Variations following a Feather Finish

Discussion in 'Ballroom Dance' started by JoepiE, Feb 19, 2008.

  1. tangotime

    tangotime Well-Known Member


    ROFL !!!
     
  2. contracheck

    contracheck New Member

    Reverse Outside Swivel. Anybody heard of it? We practiced it for a couple of hrs last nite. The routine was Three Step - Natural Twist ending with Feather Finish - Reverse Outside Swivel.
     
  3. Chris Stratton

    Chris Stratton New Member

    What rule would that be?

    You wouldn't dance it the same way as in waltz, but with care most waltz actions (especially the ones without characteristic foot closure waltz rise) can be performed in a way appropriate to the character of foxtrot.

    And don't forget that the tango version of the fallaway whisk is widely used, hopefully without rise and fall.

    Generally speaking, other than in closed syllabus competition, what is "legal" is what the dancers can fit into the established idea of what a dance is about.
     
  4. Chris Stratton

    Chris Stratton New Member

    Foxtrot adaptation of a syllabus tango figure. Tricky to learn though - to practice fully leading it you need to find someone aware of the possibility (so that they won't balk at the oustide partner to promenade transition) but not expecting it (so they won't rescue a bad lead)
     
  5. tangotime

    tangotime Well-Known Member



    Again-- a fairly common figure often introduced at the higher levels ( also used in Waltz )

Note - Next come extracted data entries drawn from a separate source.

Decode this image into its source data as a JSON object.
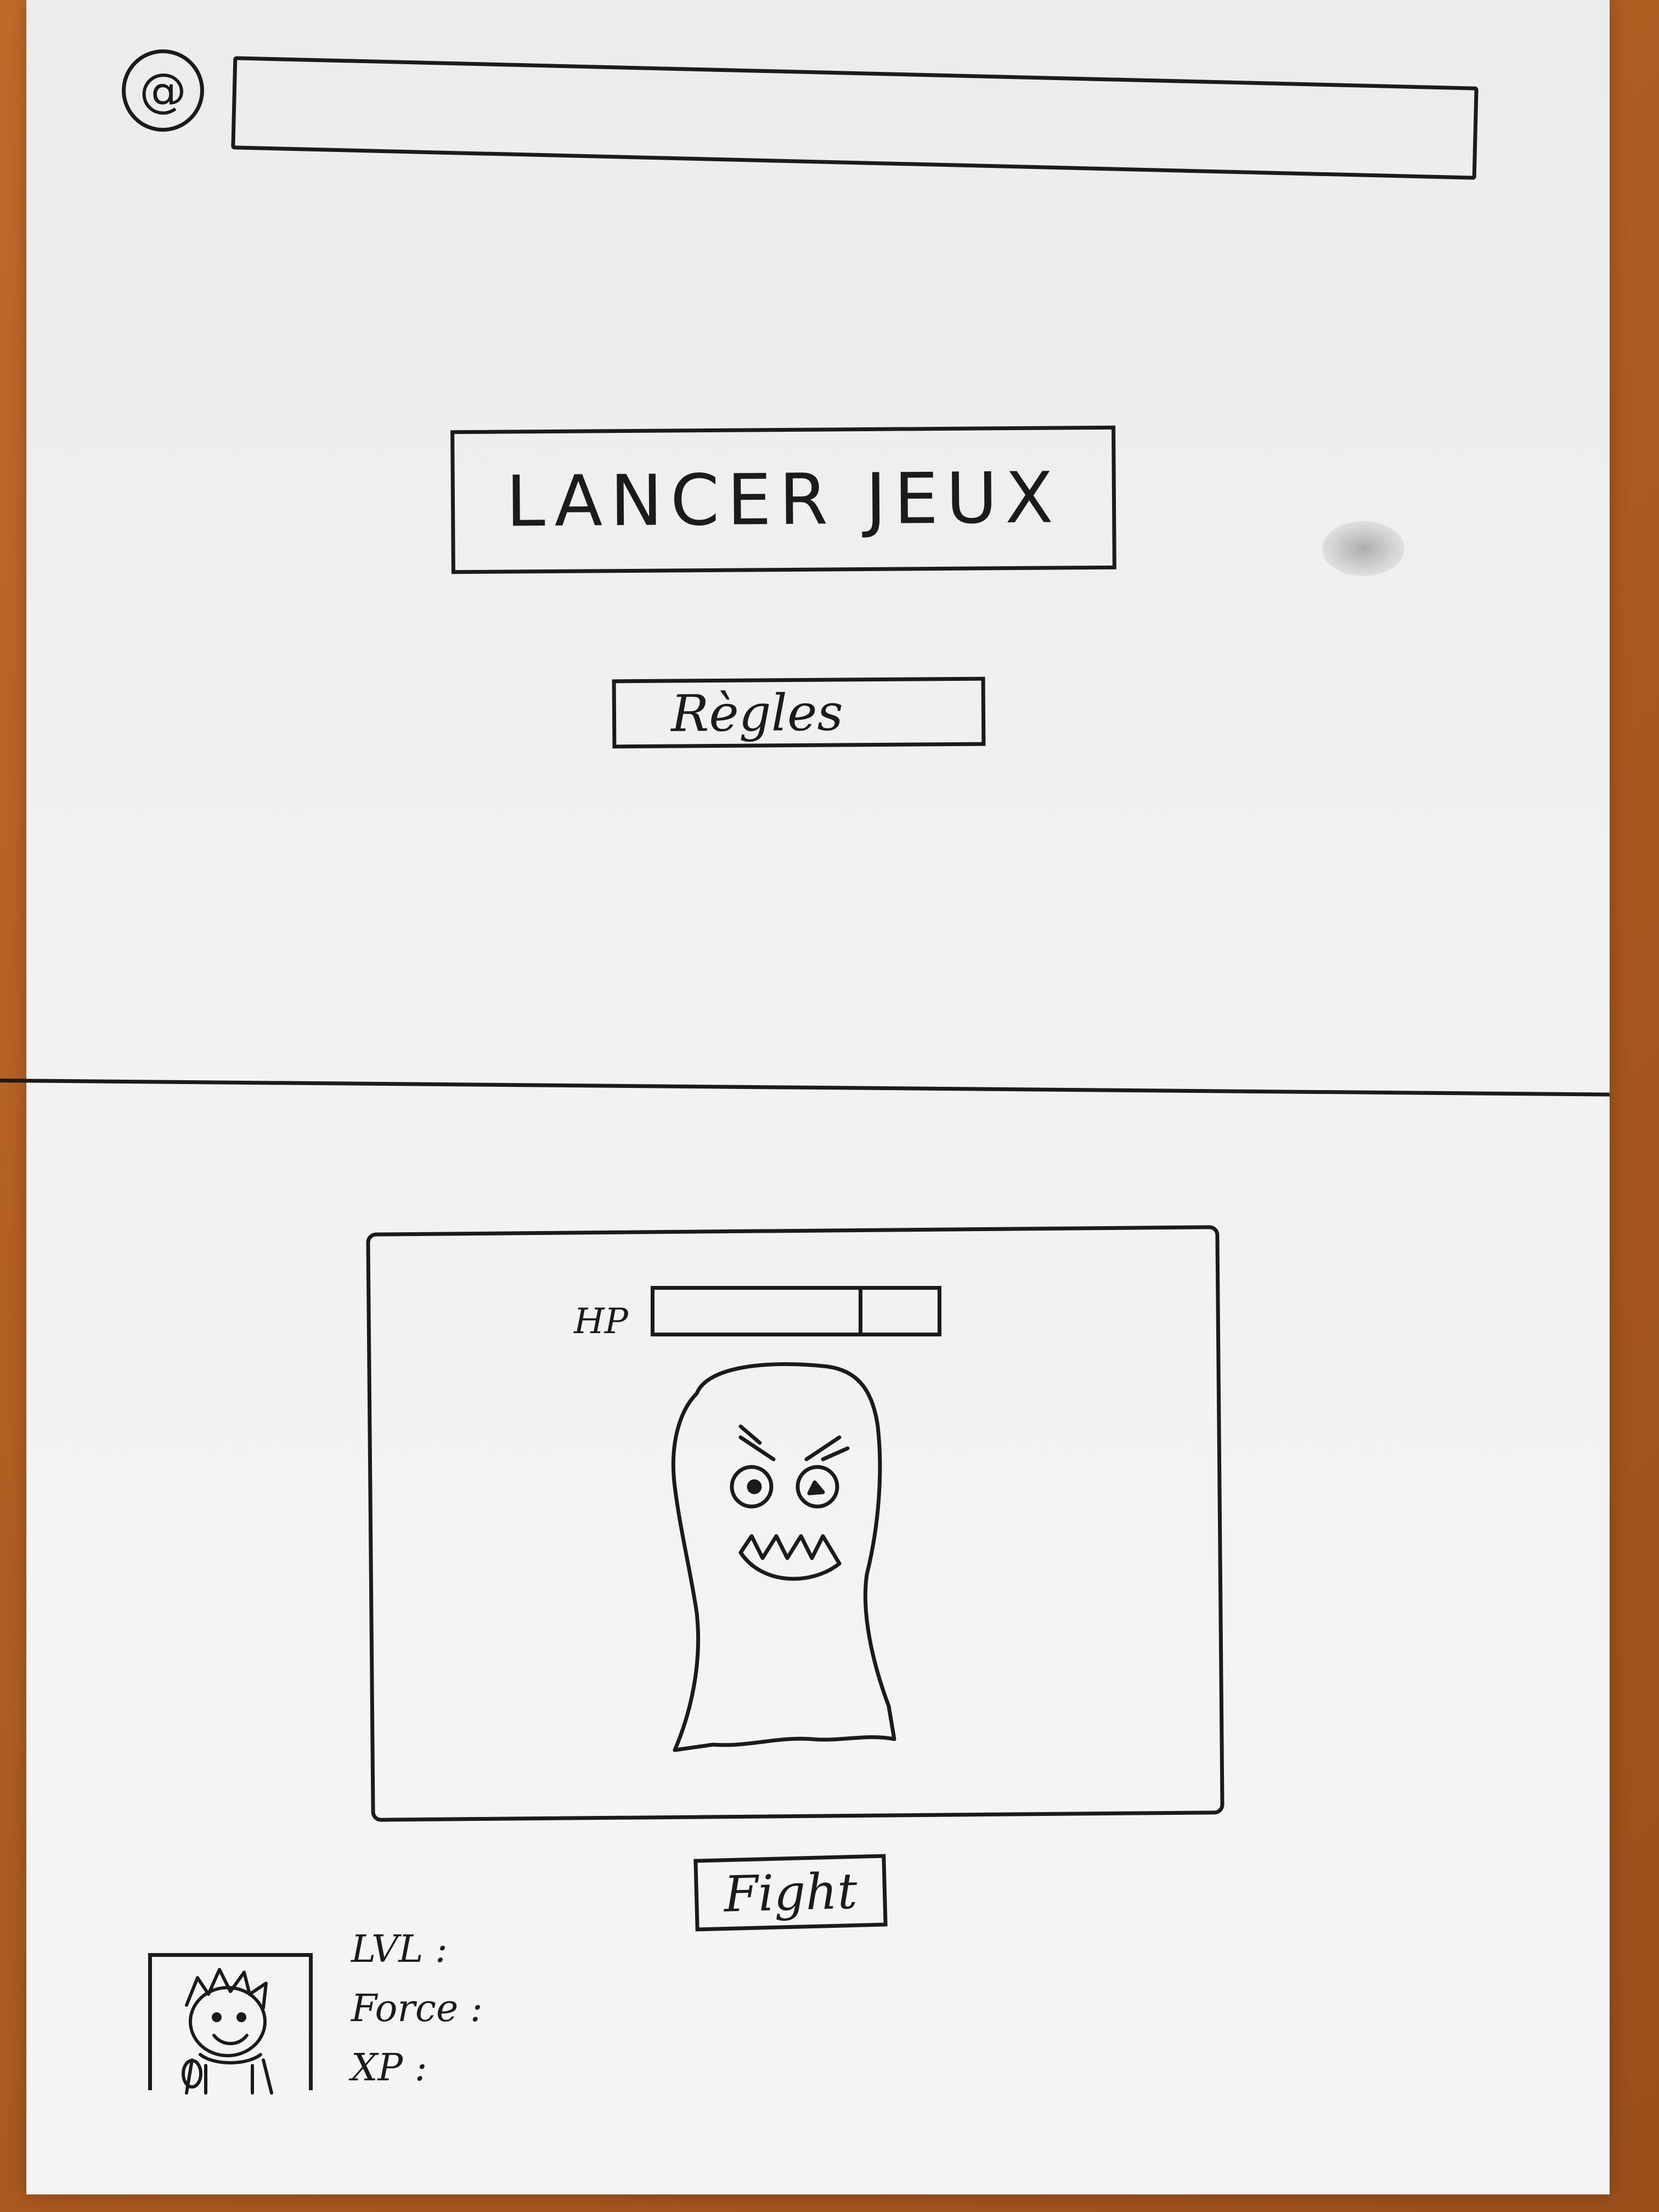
{
  "header": {
    "at_symbol": "@",
    "address_value": ""
  },
  "menu": {
    "launch_label": "LANCER JEUX",
    "rules_label": "Règles"
  },
  "game": {
    "hp_label": "HP",
    "hp_fraction": 0.72,
    "fight_label": "Fight"
  },
  "player": {
    "stats": [
      {
        "label": "LVL",
        "value": ""
      },
      {
        "label": "Force",
        "value": ""
      },
      {
        "label": "XP",
        "value": ""
      }
    ]
  },
  "colors": {
    "ink": "#1b1b1b",
    "paper": "#f1f1f1",
    "desk": "#b45e22"
  },
  "icons": {
    "at": "at-icon",
    "monster": "monster-sketch",
    "avatar": "player-avatar-sketch"
  }
}
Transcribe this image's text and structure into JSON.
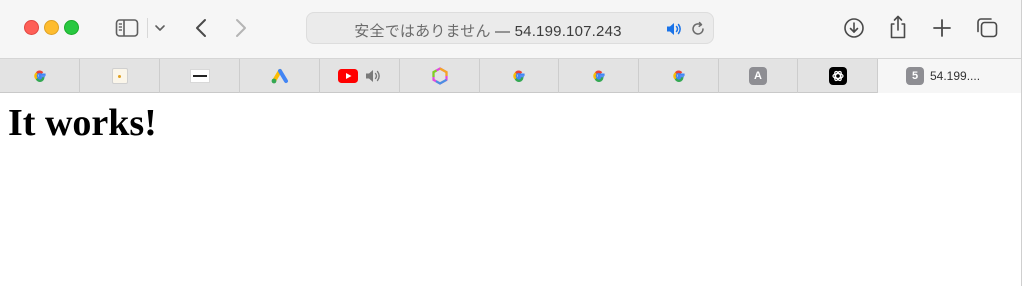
{
  "window": {
    "address_bar": {
      "security_text": "安全ではありません",
      "separator": "—",
      "host": "54.199.107.243"
    }
  },
  "tabs": [
    {
      "icon": "google-icon"
    },
    {
      "icon": "dot-favicon-icon"
    },
    {
      "icon": "site-logo-icon"
    },
    {
      "icon": "google-ads-icon"
    },
    {
      "icon": "youtube-icon",
      "audio": "speaker-icon"
    },
    {
      "icon": "hexagon-logo-icon"
    },
    {
      "icon": "google-icon"
    },
    {
      "icon": "google-icon"
    },
    {
      "icon": "google-icon"
    },
    {
      "icon": "letter-a-icon",
      "letter": "A"
    },
    {
      "icon": "openai-icon"
    },
    {
      "icon": "number-five-icon",
      "letter": "5",
      "title": "54.199...."
    }
  ],
  "page": {
    "heading": "It works!"
  },
  "colors": {
    "traffic_red": "#fe5f57",
    "traffic_yellow": "#febc2e",
    "traffic_green": "#28c840",
    "speaker_blue": "#1a73e8"
  }
}
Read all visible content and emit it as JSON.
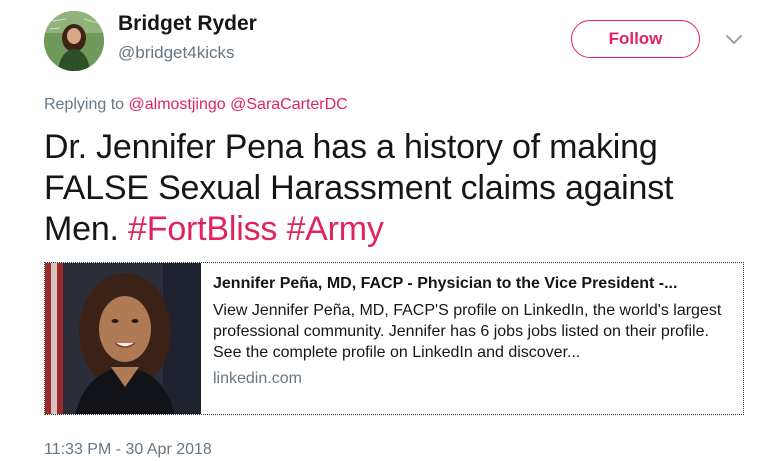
{
  "user": {
    "display_name": "Bridget Ryder",
    "handle": "@bridget4kicks",
    "avatar_icon": "profile-avatar"
  },
  "actions": {
    "follow_label": "Follow",
    "more_icon": "chevron-down-icon"
  },
  "reply": {
    "prefix": "Replying to",
    "mentions": [
      "@almostjingo",
      "@SaraCarterDC"
    ]
  },
  "tweet": {
    "text_plain": "Dr. Jennifer Pena has a history of making FALSE Sexual Harassment claims against Men.",
    "hashtags": [
      "#FortBliss",
      "#Army"
    ]
  },
  "card": {
    "title": "Jennifer Peña, MD, FACP - Physician to the Vice President -...",
    "description": "View Jennifer Peña, MD, FACP'S profile on LinkedIn, the world's largest professional community. Jennifer has 6 jobs jobs listed on their profile. See the complete profile on LinkedIn and discover...",
    "domain": "linkedin.com"
  },
  "timestamp": "11:33 PM - 30 Apr 2018",
  "colors": {
    "accent": "#e0245e",
    "secondary_text": "#657786",
    "primary_text": "#14171a"
  }
}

    Can also be dance from a rev.turn, lady left side
     
  6. JoepiE

    JoepiE New Member

    On a comp long, long ago I had to improvise a piece of SF choreography (probably because I forgot what the choreography was in the first place;)). A little bit of SW and a lot of nothing and... a whisk... Feeling really good about myself because I managed to keep moving the entire dance and having actually led my lady I got of the floor. Only to get my as... behind kicked by my coach ... because of the whisk.

    I'm exaggerating, it was not that bad, but she told me a whisk cannot be danced in SF, because it disrupts the flow in rise and fall. Now I'm thinking of it and dancing it in my room, I'm not really sure if she's totally right, because, as you say, you could change the R&F, as is done with every figure borrowed from waltz, or tango.

    And about the legal thing: You're totally right, but don't tell the others. I'm supposed to be the judge of this game here, I have to think of my credibility!! Please keep it quite... :?
     
  7. JoepiE

    JoepiE New Member

    Hey tangotime, are you gonna explain us how to preform a spledid Prince of Wales? I might just try to stun everyone with it on the nationals this year. And don't tell me to flap my ears and eat scrambled eggs, bacon, sausages, black pudding, mushrooms, baked beans, hash browns, and half a tomato for breakfast.


    (source: wikipedia :p)
     
  8. tangotime

    tangotime Well-Known Member


    It is not always a case of whether transitional moves can be made-- more the Q-- do they support the integrity of the dance ?--

    Pretty much all coaches ( including myself ) prefer to leave it in the other 3---- had it been totally acceptable, it might have been included in Rev. tech. as a basic figure .
     
  9. tangotime

    tangotime Well-Known Member

    Curving Feather to Back Feather to Feather finish ( the Prince of Wales emblem-- is 3 feathers -- hence the name )
     
  10. elisedance

    elisedance New Member

    Off with his head. No, check that, he might not notice.
    Off with his right foot.
     
  11. JoepiE

    JoepiE New Member

    That's exactly what my coach said. I'm convinced, no whisk in the list.
     
  12. JoepiE

    JoepiE New Member

    LOL. That is his standing leg, you know. It might just not really work...
     
  13. Joe

    Joe Well-Known Member

    It's also known as a split ronde. Most often lead (in waltz) from a DRS with an extra bit of rotation at the end to lead the lady to take a small step to the side with her RF, whereupon both partners perform a ronde with the left leg. Commonly followed by a contra check.